Berdirinya Harian Sore Surabaya Post

Surat kabar yang berlogo gambar tugu pahlawan dengan berlatar belakang gedung tua (termasuk gedung cagar budaya), bernama kantor Pemerintah Provinsi Jawa Timur itu, bernama Harian Sore Surabaya Post.
Dalam menelusuri tentang sejarah berdirinya koran Harian Sore Surabaya Post, peneliti memang agak kesulitan mencari datanya. Namun demikian, berkat keseriusan dalam mengolah data penelitian ini, maka peneliti harus mencari di beberapa perpustakaan, dan wawancara, serta mengedarkan kuisener pertanyaan kepada para mantan wartawannya. Hal itu pun tidak mudah, karena beberapa wartawan Harian Sore Surabaya Post, sudah tidak ingat lagi atas sejarah perkembangannya. Bahkan beberapa yang lain sudah meninggal dunia, seperti misalnya RM Yunani Prawiranegara.
Beberapa mantan wartawan Harian Sore Surabaya Post yang dapat dimintai keterangan di antaranya: M. Anis, Rusdi Zaki, Rokim Dakas, dan Rakhmat Giryadi.

Dari beberapa catatan mengenai perjalanan panjang sejarah penerbitan koran atau surat kabar di Provinsi Jawa Timur, maka salah satunya adalah Harian Sore Surabaya Post, yang didirikan oleh seorang pasangan suami istri, Abdoel Azis dan Toety Azis.

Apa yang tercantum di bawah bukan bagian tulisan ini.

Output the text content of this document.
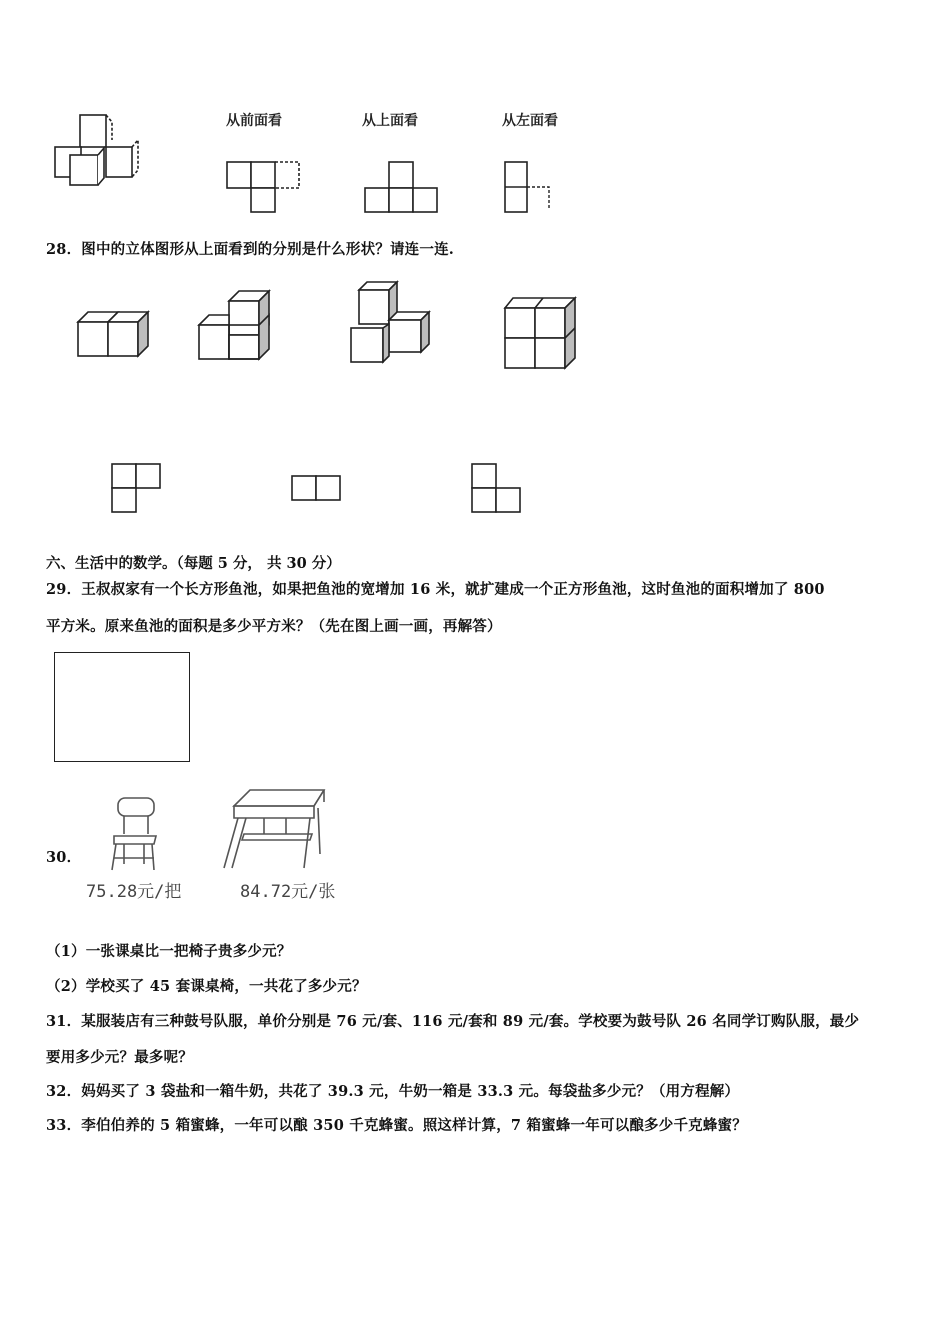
从前面看	从上面看	从左面看
28．图中的立体图形从上面看到的分别是什么形状？请连一连.
六、生活中的数学。（每题 5 分， 共 30 分）
29．王叔叔家有一个长方形鱼池，如果把鱼池的宽增加 16 米，就扩建成一个正方形鱼池，这时鱼池的面积增加了 800
平方米。原来鱼池的面积是多少平方米？（先在图上画一画，再解答）
30．
75.28元/把	84.72元/张
（1）一张课桌比一把椅子贵多少元？
（2）学校买了 45 套课桌椅，一共花了多少元？
31．某服装店有三种鼓号队服，单价分别是 76 元/套、116 元/套和 89 元/套。学校要为鼓号队 26 名同学订购队服，最少
要用多少元？最多呢？
32．妈妈买了 3 袋盐和一箱牛奶，共花了 39.3 元，牛奶一箱是 33.3 元。每袋盐多少元？（用方程解）
33．李伯伯养的 5 箱蜜蜂，一年可以酿 350 千克蜂蜜。照这样计算，7 箱蜜蜂一年可以酿多少千克蜂蜜？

Menurut beberapa data referensi dan dokumentasi, serta hasil wawancara dan kuisener dengan beberapa mantan wartawan Surabaya Post, (kata Rokim Dakas dan Rusdi Zaki, wawancara pada 8 April 2011) yang bisa dikumpulkan peneliti, bahwa Harian Sore Surabaya Post, berdiri sejak 1 April 1953.
Selain surat kabar Harian Sore Surabaya Post, pada waktu yang bersamaan, ada juga terbitan surat kabar lain, yaitu harian Jawa Pos, Bhirawa, Karya Dharma, Memorandum, dan Surya. Harian Sore Surabaya Post mempunyai visi ‘mempertahankan warisan budaya’ dan mempunyai andil besar dalam menggalang dan mempertahankan derasnya pengikisan situs sejarah. Termasuk pembongkaran gedung-gedung bersejarah yang punya nilai cagar budaya.
Harian Sore Surabaya Post, adalah sebuah perusahaan yang bergerak pada bidang penerbitan berupa surat kabar umum yang diterbitkan oleh PT Media Delta Espe. Harian ini terbit sore setiap hari, termasuk edisi Minggu (kecuali hari libur Nasional tidak terbit), yang berkantor pusat di Jalan Taman Ade Irma Suryani (TAIS) Nasution 1 Surabaya 60271. Sebelumnya, kantor redaksi Harian Sore Surabaya Post, beralamat di Jalan Pahlawan, Surabaya; bersama surat kabar dan majalah lainnya, seperti koran Memorandum dan Majalah Liberty.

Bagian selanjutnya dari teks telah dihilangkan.